Tompkins: It was a challenge early in my career because you still had men in the construction industry that weren’t used to women in the field. When I started, I wasn’t seen as a leader, but more as someone to assist them in a secretarial capacity. But that’s changed the longer I’ve been in the industry.
How do you overcome these hurdles?
Tompkins: You have to stand your ground early on in order to be heard. If you don’t, people will walk all over you. But I’ve always been respectful because if you want respect, you have to give respect. People started to listen more when we had collaborative meetings, and I built a level of trust over the years.
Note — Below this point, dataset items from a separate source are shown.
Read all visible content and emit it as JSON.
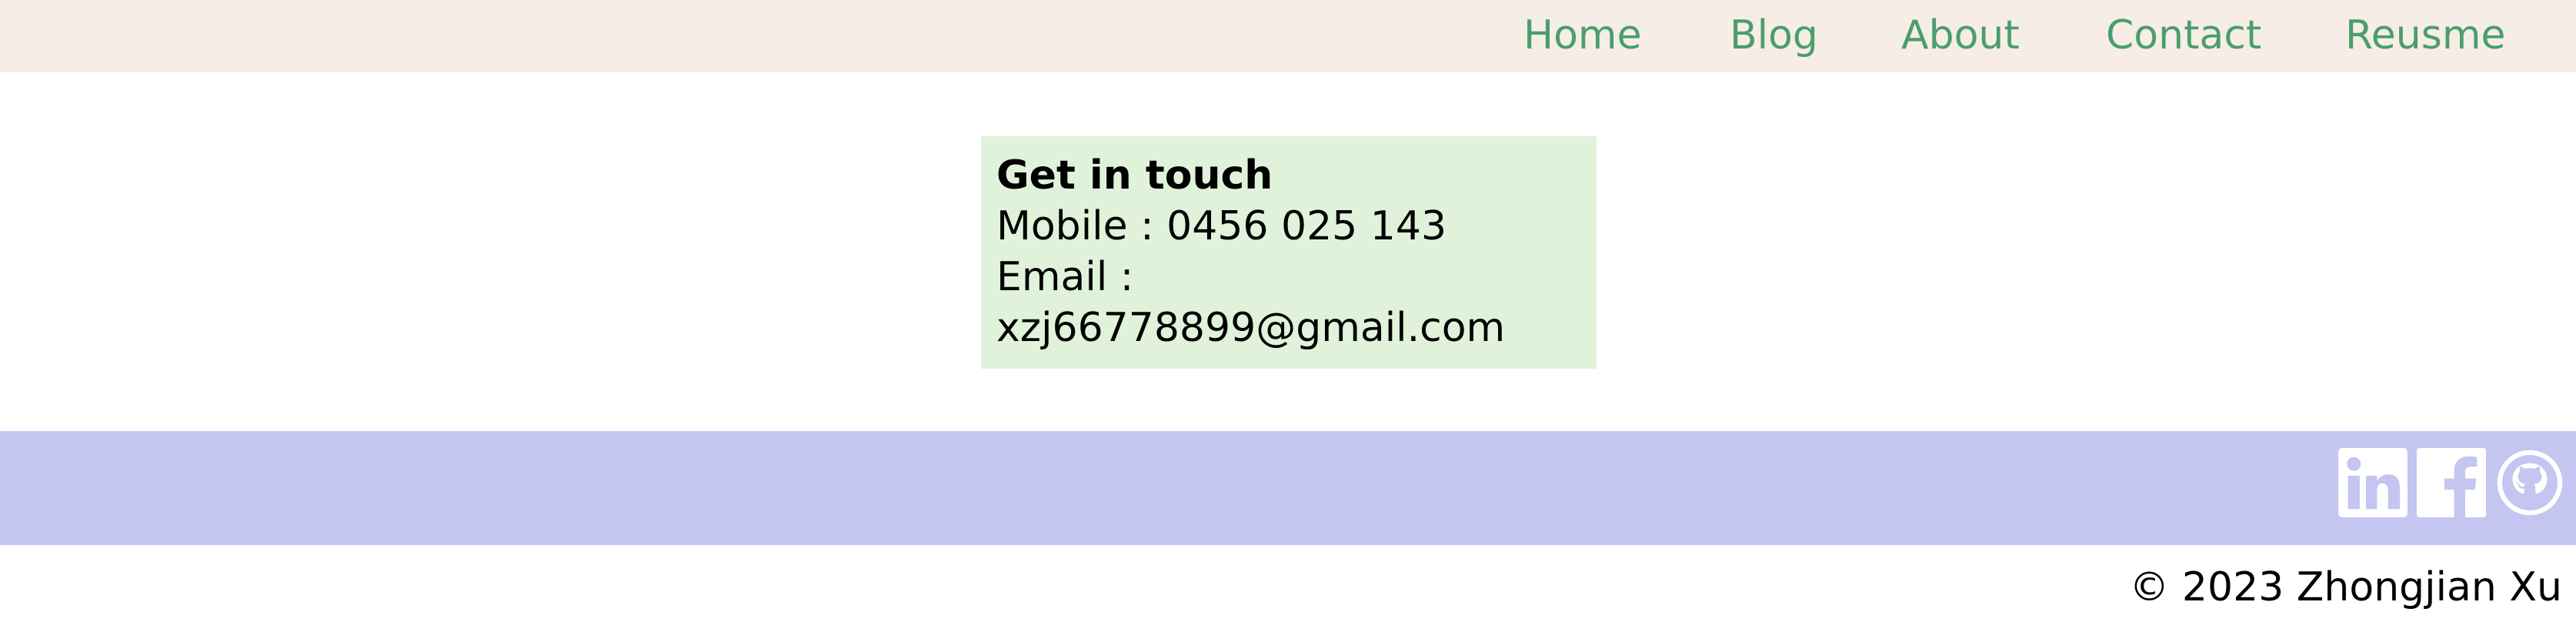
{
  "nav": {
    "items": [
      {
        "label": "Home"
      },
      {
        "label": "Blog"
      },
      {
        "label": "About"
      },
      {
        "label": "Contact"
      },
      {
        "label": "Reusme"
      }
    ]
  },
  "contact": {
    "title": "Get in touch",
    "mobile": "Mobile : 0456 025 143",
    "email_label": "Email :",
    "email_value": "xzj66778899@gmail.com"
  },
  "social": {
    "icons": [
      "linkedin-icon",
      "facebook-icon",
      "github-icon"
    ]
  },
  "footer": {
    "copyright": "© 2023 Zhongjian Xu"
  },
  "colors": {
    "nav_bg": "#f5ede6",
    "nav_link": "#4a9e6b",
    "card_bg": "#e0f3da",
    "social_bg": "#c5c5f2",
    "icon": "#ffffff"
  }
}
I hear a lot from people that I am very detailed and organized and I do what it takes to get a task done.
Are you seeing an increase in the number of women entering the CRE business?
Tompkins: I am seeing more women in leadership positions, even on the design team side. The project I’m working on now is led by a female architect, and more women are fulfilling those kinds of executive-level roles that I did not see when I first started in the industry.
What do you enjoy most about commercial real estate?
Tompkins: The relationship I have with my coworkers. Construction can be challenging, having to deal with all kinds of personalities, and if you’re in a disagreement and you’re not getting along with your coworkers, it makes it more difficult to get through the day. I’ve been fortunate that every project I have worked on I have had a great team that I was able to communicate well with. Everyone has good and bad days, but I’ve not only gained the respect of my team members, I respect my team members, as well.
What is a “typical” day on the job?
Tompkins: It depends on the stage of the project. My day is busy with troubleshooting field-related items that may come up. We have our coordination meetings with the subcontractors, as well. I could be in a meeting for an hour and a half just reviewing plumbing, mechanical and electrical. Planning is how I spend most of my day to ensure we’re building the building per the plans and specifications, as well as looking at upcoming tasks, making sure we’re staying on schedule and that we have the materials and equipment needed to finish the project. It’s a busy day. Before I know it, it’s 6 p.m.
What advice would you give to other women interested in entering the field?
Tompkins: There’s going to be challenges, but not anything you can’t overcome. Keep moving forward and always ask questions because no question is a dumb question. Nine times out of 10, someone else wants to ask that question, too. We all have to start somewhere and work our way up, and through that process, it’s good to have someone to talk to. There are people, like myself, who have already pioneered the path that you could reach out to—I always try to make myself available and continue to support women in the industry.